Fri, Jun 09, 2006 - Page 4 News List

Illegal plants threaten energy blueprint


China said yesterday that it is battling a proliferation of new power plants that are being built without permission and threaten to upset plans for a more environmentally friendly energy mix.

"A number of power stations built against regulations still need to be dealt with, which is very difficult," Zhang Guobao (張國寶), the deputy head of the National Development and Reform Commission, told a briefing in Beijing.

Local officis have been moving ahead with new power plant construction to meet a serious electricity shortage in recent years.

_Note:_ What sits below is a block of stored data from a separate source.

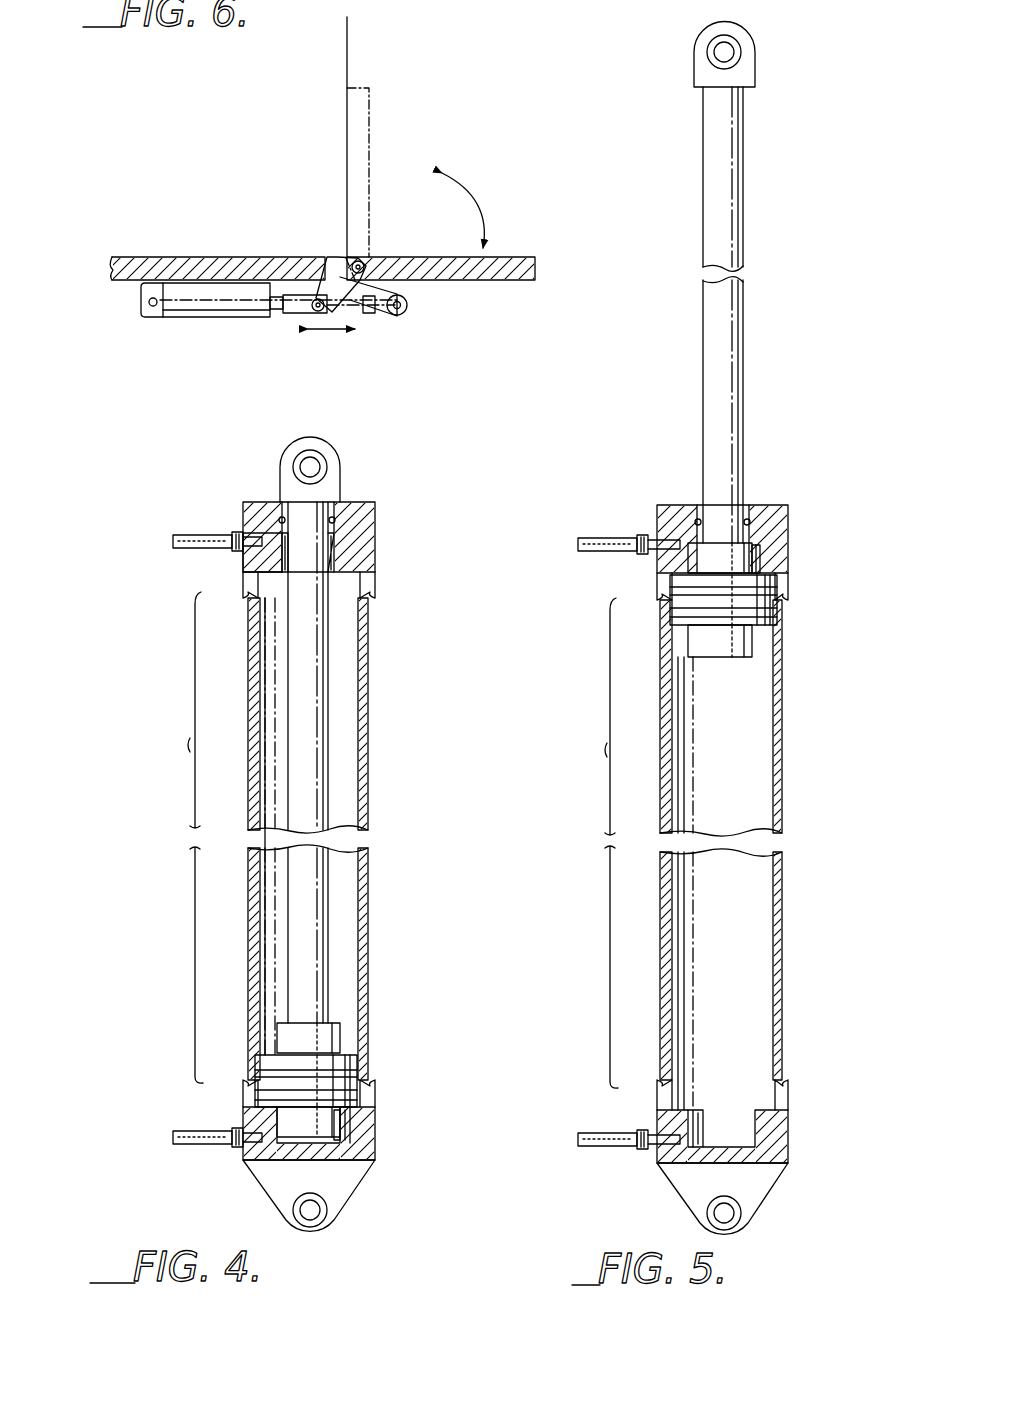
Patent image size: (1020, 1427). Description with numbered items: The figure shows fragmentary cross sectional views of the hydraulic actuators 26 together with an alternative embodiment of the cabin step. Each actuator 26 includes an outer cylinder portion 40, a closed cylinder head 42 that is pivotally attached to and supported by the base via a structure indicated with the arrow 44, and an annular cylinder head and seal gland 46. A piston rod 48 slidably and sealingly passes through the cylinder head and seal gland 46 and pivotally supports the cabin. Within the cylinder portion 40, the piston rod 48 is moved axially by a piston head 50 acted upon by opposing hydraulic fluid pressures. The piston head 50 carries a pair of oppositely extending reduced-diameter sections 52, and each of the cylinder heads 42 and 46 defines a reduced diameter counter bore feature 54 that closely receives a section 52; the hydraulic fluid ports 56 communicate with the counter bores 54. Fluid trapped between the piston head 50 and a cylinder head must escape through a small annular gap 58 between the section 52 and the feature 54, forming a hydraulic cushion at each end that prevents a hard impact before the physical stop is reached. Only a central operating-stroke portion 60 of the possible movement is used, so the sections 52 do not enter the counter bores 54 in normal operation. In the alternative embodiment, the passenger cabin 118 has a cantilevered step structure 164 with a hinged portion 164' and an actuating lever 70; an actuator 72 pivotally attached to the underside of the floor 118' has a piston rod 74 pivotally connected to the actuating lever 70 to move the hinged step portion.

In FIG. 4, the actuator 26 is at (300, 866).
In FIG. 5, the actuator 26 is at (714, 660).
In FIG. 4, the outer cylinder portion 40 is at (370, 850).
In FIG. 5, the outer cylinder portion 40 is at (784, 852).
In FIG. 4, the closed cylinder head 42 is at (372, 1152).
In FIG. 5, the closed cylinder head 42 is at (783, 1150).
In FIG. 4, the pivotal attachment structure 44 is at (342, 1206).
In FIG. 5, the pivotal attachment structure 44 is at (760, 1206).
In FIG. 4, the annular cylinder head and seal gland 46 is at (374, 532).
In FIG. 5, the annular cylinder head and seal gland 46 is at (775, 505).
In FIG. 4, the piston rod 48 is at (325, 698).
In FIG. 5, the piston rod 48 is at (745, 283).
In FIG. 4, the piston head 50 is at (355, 1072).
In FIG. 5, the piston head 50 is at (778, 600).
In FIG. 4, the reduced-diameter section 52 is at (340, 1040).
In FIG. 5, the reduced-diameter section 52 is at (690, 558).
In FIG. 4, the counter bore feature 54 is at (336, 553).
In FIG. 5, the counter bore feature 54 is at (752, 566).
In FIG. 4, the hydraulic fluid port 56 is at (268, 538).
In FIG. 5, the hydraulic fluid port 56 is at (680, 543).
In FIG. 4, the annular gap 58 is at (343, 1136).
In FIG. 5, the annular gap 58 is at (760, 556).
In FIG. 4, the operating-stroke portion 60 is at (175, 837).
In FIG. 5, the operating-stroke portion 60 is at (594, 843).
In FIG. 6, the actuating lever 70 is at (350, 262).
In FIG. 6, the actuator 72 is at (215, 318).
In FIG. 6, the piston rod 74 is at (278, 312).
In FIG. 6, the passenger cabin 118 is at (383, 137).
In FIG. 6, the floor 118' is at (217, 239).
In FIG. 6, the step structure 164 is at (500, 210).
In FIG. 6, the hinged step portion 164' is at (453, 253).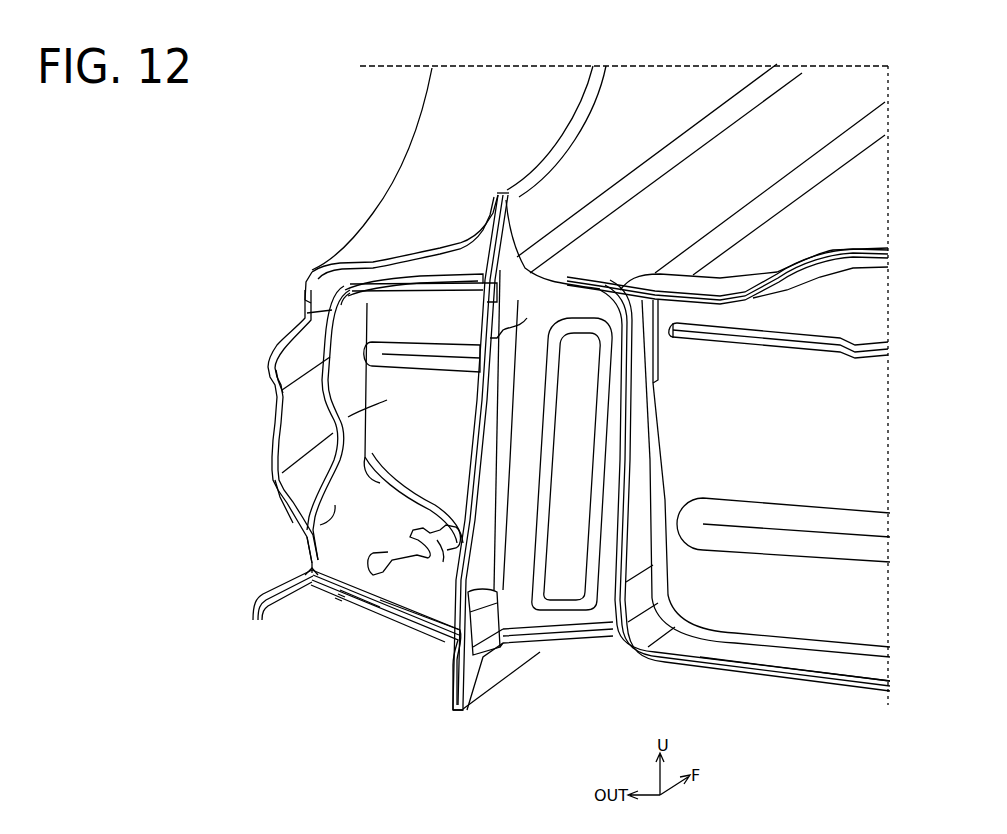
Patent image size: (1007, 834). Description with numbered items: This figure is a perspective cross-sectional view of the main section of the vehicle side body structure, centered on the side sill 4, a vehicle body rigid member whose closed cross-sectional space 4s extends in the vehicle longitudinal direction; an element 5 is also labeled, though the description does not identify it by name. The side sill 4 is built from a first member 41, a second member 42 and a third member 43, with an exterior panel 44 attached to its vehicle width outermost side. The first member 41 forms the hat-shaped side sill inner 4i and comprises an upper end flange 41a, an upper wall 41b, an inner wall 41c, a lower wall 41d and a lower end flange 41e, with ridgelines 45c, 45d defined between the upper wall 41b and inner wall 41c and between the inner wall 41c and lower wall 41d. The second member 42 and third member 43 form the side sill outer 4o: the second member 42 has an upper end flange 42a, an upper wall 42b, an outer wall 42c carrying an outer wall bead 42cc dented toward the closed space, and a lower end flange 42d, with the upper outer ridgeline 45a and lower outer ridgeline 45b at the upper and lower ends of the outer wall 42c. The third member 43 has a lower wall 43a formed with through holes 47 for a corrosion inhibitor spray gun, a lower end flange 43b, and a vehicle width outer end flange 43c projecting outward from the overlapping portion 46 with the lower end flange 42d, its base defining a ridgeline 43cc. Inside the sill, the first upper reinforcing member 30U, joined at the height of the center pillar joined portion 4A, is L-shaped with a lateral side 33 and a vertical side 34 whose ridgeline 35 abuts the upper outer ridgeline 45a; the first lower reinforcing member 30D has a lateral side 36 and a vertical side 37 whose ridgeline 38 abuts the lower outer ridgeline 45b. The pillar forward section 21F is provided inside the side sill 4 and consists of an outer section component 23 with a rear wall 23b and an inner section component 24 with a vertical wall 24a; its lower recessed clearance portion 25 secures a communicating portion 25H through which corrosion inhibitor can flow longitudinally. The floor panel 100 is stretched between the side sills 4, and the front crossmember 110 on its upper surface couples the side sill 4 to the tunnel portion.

The side sill 4 is at (532, 738).
The center pillar joined portion 4A is at (296, 262).
The side sill inner 4i is at (539, 688).
The side sill outer 4o is at (355, 680).
The closed cross-sectional space 4s is at (572, 557).
The front pillar 5 is at (382, 124).
The pillar forward section 21F is at (605, 645).
The outer section component 23 is at (357, 370).
The rear wall 23b is at (468, 395).
The inner section component 24 is at (522, 640).
The vertical wall 24a is at (582, 395).
The recessed clearance portion 25 is at (394, 522).
The communicating portion 25H is at (396, 516).
The first lower reinforcing member 30D is at (312, 507).
The first upper reinforcing member 30U is at (360, 304).
The lateral side 33 is at (350, 293).
The vertical side 34 is at (340, 332).
The ridgeline 35 is at (307, 313).
The lateral side 36 is at (341, 597).
The vertical side 37 is at (325, 524).
The ridgeline 38 is at (295, 530).
The first member 41 is at (551, 659).
The upper end flange 41a is at (512, 213).
The upper wall 41b is at (553, 277).
The inner wall 41c is at (628, 458).
The lower wall 41d is at (571, 648).
The lower end flange 41e is at (472, 700).
The second member 42 is at (332, 453).
The upper end flange 42a is at (498, 216).
The upper wall 42b is at (440, 272).
The outer wall 42c is at (329, 377).
The outer wall bead 42cc is at (362, 452).
The lower end flange 42d is at (357, 603).
The third member 43 is at (432, 644).
The lower wall 43a is at (410, 620).
The lower end flange 43b is at (452, 688).
The vehicle width outer end flange 43c is at (288, 597).
The ridgeline 43cc is at (308, 570).
The exterior panel 44 is at (303, 307).
The upper outer ridgeline 45a is at (353, 287).
The lower outer ridgeline 45b is at (307, 562).
The ridgeline 45c is at (633, 287).
The ridgeline 45d is at (610, 640).
The overlapping portion 46 is at (340, 602).
The through hole 47 is at (442, 553).
The floor panel 100 is at (773, 673).
The front crossmember 110 is at (862, 326).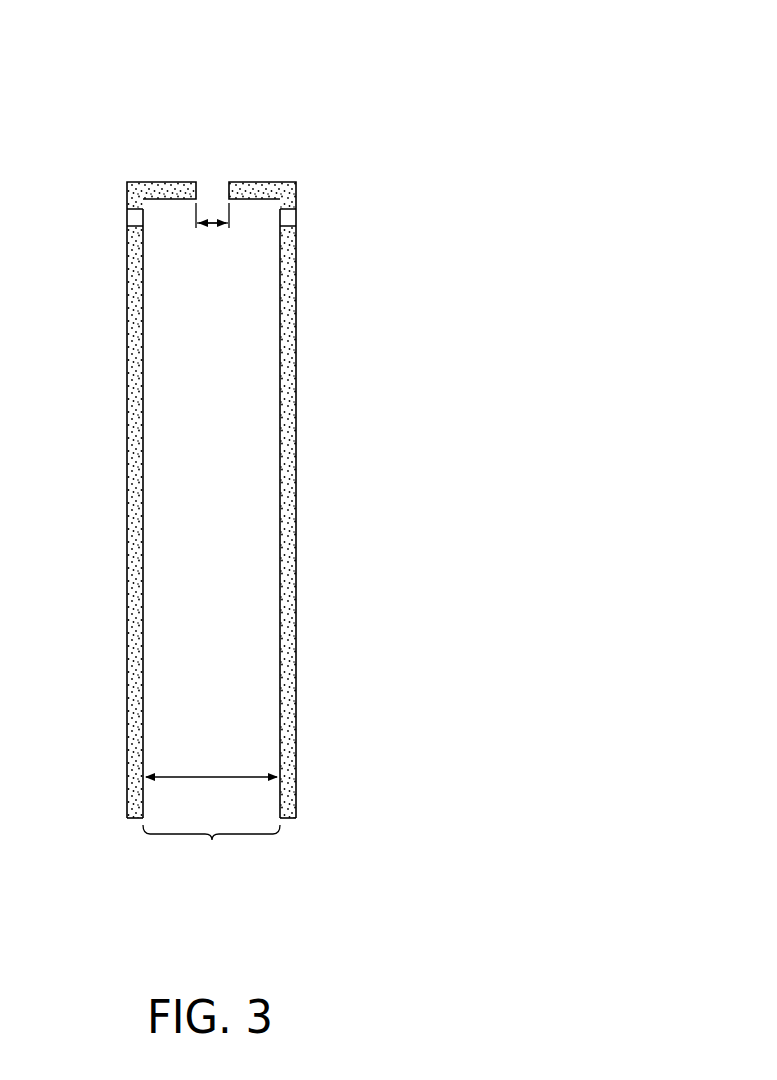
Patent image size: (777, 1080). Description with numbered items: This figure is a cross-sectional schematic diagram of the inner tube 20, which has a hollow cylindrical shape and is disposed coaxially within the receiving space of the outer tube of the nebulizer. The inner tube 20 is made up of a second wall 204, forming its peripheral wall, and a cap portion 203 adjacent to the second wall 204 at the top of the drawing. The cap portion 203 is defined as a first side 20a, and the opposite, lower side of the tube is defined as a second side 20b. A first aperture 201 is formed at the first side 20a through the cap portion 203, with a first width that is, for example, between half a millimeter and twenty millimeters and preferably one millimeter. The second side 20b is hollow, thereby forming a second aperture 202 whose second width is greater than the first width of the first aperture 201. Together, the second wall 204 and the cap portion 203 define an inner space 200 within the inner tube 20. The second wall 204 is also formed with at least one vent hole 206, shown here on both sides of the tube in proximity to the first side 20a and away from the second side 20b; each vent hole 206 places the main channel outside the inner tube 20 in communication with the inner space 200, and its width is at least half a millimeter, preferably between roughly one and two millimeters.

"Stimulated by the severe strain on the power supply in the past few years, there is still a strong impetus to construct more power stations in various regions," Zhang said.

Since the central government does not have much control over the projects, it also does not get to decide how they fit into the power mix the planning agencies are steering towards.

"The absence of orderly construction will lead to the deterioration of China's power mix," Zhang said.

The vast majority of China's power needs come from coal and to a lesser extent oil, both of which have had dire consequences for the nation's environment.

Environment officials in Beijing this week listed coal power plants as one of the top three causes of the city's air pollution problem.

China is trying to adjust its power mix, hoping that "clean power" will make up at least 35 percent of its supply in 2010. Clean power refers to hydro, nuclear, gas, clean coal and renewable energy. For the next five years, China will favor large-scale power generation units to small ones, Zhang said.